A Philadelphia financial analyst goes into an antique market in Lancaster County, Pennsylvania and spots a ragged old painting.
It catches his eye, and he buys it for $4.
The man takes it home and removes the painting from its frame. There, hidden between the painting and it's wood backing, he finds a folded document.
He thinks nothing of the document and discards it along with the frame. But a friend who collects Civil War artefacts notices the paper's pristine condition, and urges him to have it appraised.
Both men are in for a massive shock. It turns out to be one of the first printed copies of the US Declaration of Independence.
It's value: around $1m.
This story would be unbelievable, were it not true.
Sotheby's have announced that the document - printed July 4, 1776 and one of just 24 known to exist - was discovered two summers ago by the financial analyst at an antique market.
"It took one second to know it was right," David Redden, vice president of Sotheby's, who authenticated the document, told the local news website Philly.com.
"But what really astonished us was the condition: so fresh, so clean."
Sotheby's says it will sell the document on behalf of the owner on June 4, 2010. The document is 151/2 inches by 193/4 inches on slightly yellowed rag paper, printed in black ink.
It's value is estimated at between $800,000 to $1.2m.
Linda Stanley, vice president of the collections division at the Historical Society of Pennsylvania, described the find as, "amazing."
"We get calls all the time from people who say, 'I've got this copy of the Declaration of Independence. It's been in my family for a hundred years.'
"And it turns out to be some crummy facsimile," she said.
Redden called it "the most important single printed page in the world, in the most spectacularly beautiful condition."
The Declaration of Independence was adopted by the Continental Congress in Independence Hall in Philadelphia on July 4, 1776.
It was the formal announcement to the world that the colonies were breaking away from Britain. Its famous second line reads: "We hold these Truths to be self-evident that all Men are created equal...
"That they are endowed by their Creator with certain unalienable Rights, that among these are Life, Liberty, and the Pursuit of Happiness."
Around 200 copies were produced that same night by a local Philadelphia printer, John Dunlap, for distribution to the public, the army and the government, Redden said.
Robert Batchelder, an Ambler-based dealer in rare manuscripts, called it "a first edition of the most important document in American history."
"Obviously you can't own the original," which is in government hands, he said. "This is the closest to the original that you can actually get."
It is highly rare - but not unheard of - for such a copy to surface, according to Batchelder.
But the way it was found, "is indeed a wonderful story," he said.
In January 1990, another copy of the Declaration was sold at Sotheby's for a record amount to Ralph Geoffrey Newman, a Chicago rare books dealer, who was bidding for an anonymous client.
Sotheby's had estimated the book - from the library of H. Bradley Martin, one of the great book collectors of the century - to be worth $400,000-600,000.
The bidding opened at $250,000 and then went way beyond $600,000...
The copy eventually sold for a $1,595,000.
"I figured $1.5 million was enough," one unsuccessful bidder reportedly said.

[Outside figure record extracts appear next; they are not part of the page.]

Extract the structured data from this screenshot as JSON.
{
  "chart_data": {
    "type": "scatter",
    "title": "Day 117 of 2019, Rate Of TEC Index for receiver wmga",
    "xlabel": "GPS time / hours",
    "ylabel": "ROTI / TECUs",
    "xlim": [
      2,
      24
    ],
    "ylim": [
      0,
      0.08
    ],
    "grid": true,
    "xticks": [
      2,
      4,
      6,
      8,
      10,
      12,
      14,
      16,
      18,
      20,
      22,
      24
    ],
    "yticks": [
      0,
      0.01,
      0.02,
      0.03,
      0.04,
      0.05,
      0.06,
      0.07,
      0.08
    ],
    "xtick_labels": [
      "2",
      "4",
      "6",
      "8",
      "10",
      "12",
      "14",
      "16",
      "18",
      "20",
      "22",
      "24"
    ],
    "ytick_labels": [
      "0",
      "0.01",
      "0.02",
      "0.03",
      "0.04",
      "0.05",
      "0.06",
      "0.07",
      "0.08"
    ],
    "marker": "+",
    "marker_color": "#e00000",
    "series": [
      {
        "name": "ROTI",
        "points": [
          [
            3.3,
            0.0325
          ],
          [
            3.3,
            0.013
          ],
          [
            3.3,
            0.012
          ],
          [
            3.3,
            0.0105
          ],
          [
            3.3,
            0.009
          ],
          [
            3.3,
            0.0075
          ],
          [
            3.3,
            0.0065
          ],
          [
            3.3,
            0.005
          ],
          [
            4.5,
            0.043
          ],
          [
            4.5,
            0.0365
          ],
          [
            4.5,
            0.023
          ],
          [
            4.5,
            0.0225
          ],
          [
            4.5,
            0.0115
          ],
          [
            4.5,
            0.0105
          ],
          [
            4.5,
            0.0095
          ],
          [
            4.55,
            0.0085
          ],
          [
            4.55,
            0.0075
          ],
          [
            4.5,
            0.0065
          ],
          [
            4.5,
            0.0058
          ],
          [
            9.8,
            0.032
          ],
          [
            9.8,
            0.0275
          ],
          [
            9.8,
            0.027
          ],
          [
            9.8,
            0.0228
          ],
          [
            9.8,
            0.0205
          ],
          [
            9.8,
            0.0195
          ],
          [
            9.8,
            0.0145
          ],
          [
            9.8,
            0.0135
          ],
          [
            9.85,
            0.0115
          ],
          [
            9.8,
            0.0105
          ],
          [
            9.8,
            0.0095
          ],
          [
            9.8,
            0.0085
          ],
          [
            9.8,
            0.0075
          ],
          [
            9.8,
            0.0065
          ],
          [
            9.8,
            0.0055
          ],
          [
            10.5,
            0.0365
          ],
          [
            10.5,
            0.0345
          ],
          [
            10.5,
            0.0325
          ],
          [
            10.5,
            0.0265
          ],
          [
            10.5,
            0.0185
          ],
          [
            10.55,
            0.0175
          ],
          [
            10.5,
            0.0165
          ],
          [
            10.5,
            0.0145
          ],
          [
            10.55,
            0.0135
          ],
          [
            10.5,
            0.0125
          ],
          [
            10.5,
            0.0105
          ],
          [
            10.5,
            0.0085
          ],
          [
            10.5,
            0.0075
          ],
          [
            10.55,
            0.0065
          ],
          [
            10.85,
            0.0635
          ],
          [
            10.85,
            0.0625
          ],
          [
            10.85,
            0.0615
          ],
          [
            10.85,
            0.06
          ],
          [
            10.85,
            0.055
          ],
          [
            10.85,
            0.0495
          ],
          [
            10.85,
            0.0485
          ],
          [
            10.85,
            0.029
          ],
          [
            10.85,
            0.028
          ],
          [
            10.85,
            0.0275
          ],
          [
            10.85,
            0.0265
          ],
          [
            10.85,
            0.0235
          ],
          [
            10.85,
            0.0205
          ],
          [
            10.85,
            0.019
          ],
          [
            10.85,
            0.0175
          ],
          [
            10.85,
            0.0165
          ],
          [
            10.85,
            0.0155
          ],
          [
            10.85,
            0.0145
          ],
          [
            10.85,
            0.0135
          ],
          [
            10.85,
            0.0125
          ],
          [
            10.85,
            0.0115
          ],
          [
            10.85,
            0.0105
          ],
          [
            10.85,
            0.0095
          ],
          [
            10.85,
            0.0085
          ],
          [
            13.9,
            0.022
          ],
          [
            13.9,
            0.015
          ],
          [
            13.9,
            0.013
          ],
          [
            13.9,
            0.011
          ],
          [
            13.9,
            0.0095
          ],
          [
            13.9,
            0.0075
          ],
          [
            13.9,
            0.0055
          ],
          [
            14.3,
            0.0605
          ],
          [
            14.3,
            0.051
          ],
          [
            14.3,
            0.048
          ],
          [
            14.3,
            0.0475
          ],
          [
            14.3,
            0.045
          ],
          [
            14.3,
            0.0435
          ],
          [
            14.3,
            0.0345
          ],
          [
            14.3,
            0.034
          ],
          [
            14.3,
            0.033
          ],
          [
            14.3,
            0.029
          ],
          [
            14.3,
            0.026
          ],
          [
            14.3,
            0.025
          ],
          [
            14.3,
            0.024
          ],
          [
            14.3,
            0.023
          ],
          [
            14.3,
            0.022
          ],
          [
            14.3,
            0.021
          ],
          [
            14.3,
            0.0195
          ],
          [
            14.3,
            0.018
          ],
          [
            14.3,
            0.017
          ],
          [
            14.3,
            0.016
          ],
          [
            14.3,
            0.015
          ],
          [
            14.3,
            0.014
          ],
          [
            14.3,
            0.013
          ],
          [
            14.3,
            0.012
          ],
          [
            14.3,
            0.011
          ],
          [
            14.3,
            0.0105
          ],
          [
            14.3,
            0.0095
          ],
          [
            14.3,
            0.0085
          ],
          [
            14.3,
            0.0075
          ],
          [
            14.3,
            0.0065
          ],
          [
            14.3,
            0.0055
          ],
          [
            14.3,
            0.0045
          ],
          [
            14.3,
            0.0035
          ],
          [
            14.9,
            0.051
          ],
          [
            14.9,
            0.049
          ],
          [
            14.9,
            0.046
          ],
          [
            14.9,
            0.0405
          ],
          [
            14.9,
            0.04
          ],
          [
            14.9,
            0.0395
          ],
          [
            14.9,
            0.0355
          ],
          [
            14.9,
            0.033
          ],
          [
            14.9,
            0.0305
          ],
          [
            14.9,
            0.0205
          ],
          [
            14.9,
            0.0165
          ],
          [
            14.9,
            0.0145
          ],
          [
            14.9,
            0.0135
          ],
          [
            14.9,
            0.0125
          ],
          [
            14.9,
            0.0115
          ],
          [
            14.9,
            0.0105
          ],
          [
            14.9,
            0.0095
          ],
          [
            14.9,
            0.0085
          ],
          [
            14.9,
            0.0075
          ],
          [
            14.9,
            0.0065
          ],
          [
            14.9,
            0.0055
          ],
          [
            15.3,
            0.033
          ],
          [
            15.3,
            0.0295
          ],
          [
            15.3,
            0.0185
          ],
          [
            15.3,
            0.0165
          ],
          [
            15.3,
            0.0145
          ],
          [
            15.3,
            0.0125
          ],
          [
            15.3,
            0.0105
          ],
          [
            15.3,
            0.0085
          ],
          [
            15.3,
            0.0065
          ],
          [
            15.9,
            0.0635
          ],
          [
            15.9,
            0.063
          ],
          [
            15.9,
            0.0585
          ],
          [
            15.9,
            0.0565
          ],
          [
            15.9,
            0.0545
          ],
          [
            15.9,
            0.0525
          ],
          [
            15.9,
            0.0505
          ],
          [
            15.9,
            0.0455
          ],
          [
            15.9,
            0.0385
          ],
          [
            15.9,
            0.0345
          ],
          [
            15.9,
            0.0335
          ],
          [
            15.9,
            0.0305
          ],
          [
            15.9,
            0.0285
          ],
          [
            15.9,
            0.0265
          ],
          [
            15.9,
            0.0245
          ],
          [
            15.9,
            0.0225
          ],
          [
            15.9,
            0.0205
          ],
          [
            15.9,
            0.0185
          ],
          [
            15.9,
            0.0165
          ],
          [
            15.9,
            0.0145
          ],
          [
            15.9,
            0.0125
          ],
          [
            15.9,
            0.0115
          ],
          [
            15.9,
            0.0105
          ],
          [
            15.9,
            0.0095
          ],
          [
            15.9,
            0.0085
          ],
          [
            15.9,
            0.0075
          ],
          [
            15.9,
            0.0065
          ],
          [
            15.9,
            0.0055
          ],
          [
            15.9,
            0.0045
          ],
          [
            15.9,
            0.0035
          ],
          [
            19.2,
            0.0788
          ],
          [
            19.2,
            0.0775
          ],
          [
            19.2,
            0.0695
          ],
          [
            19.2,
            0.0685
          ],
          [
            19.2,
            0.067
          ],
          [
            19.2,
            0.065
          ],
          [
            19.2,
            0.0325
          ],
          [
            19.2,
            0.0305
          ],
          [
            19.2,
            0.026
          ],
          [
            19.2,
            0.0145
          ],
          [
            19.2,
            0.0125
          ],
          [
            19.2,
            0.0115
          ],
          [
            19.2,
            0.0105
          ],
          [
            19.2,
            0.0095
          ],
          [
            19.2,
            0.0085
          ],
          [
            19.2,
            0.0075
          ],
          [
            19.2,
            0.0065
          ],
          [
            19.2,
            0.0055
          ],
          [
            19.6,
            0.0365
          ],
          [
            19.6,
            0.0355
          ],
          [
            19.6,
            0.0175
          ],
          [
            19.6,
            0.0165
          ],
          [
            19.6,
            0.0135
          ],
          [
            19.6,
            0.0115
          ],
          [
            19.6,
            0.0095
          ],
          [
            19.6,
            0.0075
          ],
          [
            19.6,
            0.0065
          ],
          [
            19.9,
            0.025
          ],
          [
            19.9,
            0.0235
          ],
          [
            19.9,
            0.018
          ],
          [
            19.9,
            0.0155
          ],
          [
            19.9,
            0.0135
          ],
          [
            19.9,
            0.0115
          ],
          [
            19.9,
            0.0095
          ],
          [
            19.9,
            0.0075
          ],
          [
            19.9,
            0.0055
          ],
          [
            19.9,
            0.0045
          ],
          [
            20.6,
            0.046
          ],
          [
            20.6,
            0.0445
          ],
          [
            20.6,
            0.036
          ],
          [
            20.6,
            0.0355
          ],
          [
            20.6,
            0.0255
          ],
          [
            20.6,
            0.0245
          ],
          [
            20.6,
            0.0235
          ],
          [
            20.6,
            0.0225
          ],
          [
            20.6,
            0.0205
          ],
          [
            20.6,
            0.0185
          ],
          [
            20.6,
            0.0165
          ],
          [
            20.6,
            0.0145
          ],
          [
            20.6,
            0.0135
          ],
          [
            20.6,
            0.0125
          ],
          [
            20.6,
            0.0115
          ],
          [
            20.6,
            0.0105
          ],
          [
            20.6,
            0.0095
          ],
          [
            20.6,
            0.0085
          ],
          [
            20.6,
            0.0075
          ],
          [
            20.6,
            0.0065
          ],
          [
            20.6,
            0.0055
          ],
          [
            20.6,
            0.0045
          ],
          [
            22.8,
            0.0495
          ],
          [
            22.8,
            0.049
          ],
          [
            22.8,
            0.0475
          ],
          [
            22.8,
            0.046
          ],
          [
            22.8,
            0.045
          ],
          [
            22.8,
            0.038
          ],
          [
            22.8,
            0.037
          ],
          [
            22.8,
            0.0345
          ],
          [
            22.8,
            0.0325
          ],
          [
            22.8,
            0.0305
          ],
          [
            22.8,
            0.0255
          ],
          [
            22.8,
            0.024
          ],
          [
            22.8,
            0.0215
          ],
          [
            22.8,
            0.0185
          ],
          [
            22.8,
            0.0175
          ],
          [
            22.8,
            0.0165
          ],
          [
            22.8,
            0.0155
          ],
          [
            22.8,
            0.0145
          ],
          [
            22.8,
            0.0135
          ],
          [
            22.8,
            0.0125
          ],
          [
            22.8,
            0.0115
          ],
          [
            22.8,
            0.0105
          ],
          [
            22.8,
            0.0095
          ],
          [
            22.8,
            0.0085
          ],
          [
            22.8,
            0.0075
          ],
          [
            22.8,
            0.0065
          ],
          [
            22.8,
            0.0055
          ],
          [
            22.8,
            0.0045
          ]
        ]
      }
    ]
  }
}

It wasn't.
Newman described the Martin copy as, "one of the finest copies in existence."
Unsurprisingly, a copy of the Declaration of Independence from John Dunlap's print run is one of the ultimate investments in rare historical documents.
"There's a fixed supply of these things and a constant increase in the number of people collecting," said Batchelder to Philly.com. "[So] the trend in manuscript prices has been very consistently up."
The first copy of a Dunlap-printed Declaration ever auctioned was discovered on New Year's Eve in 1968.
Experts were cataloguing the contents of Philadelphia's esteemed Leary's Book Store, which had gone out of business the previous November.
That copy was expected to bring about $35,000.
During a three-minute auction, a Texas businessman, Ira G. Corn Jr., bought it for $404,000. He donated it to the city of Dallas.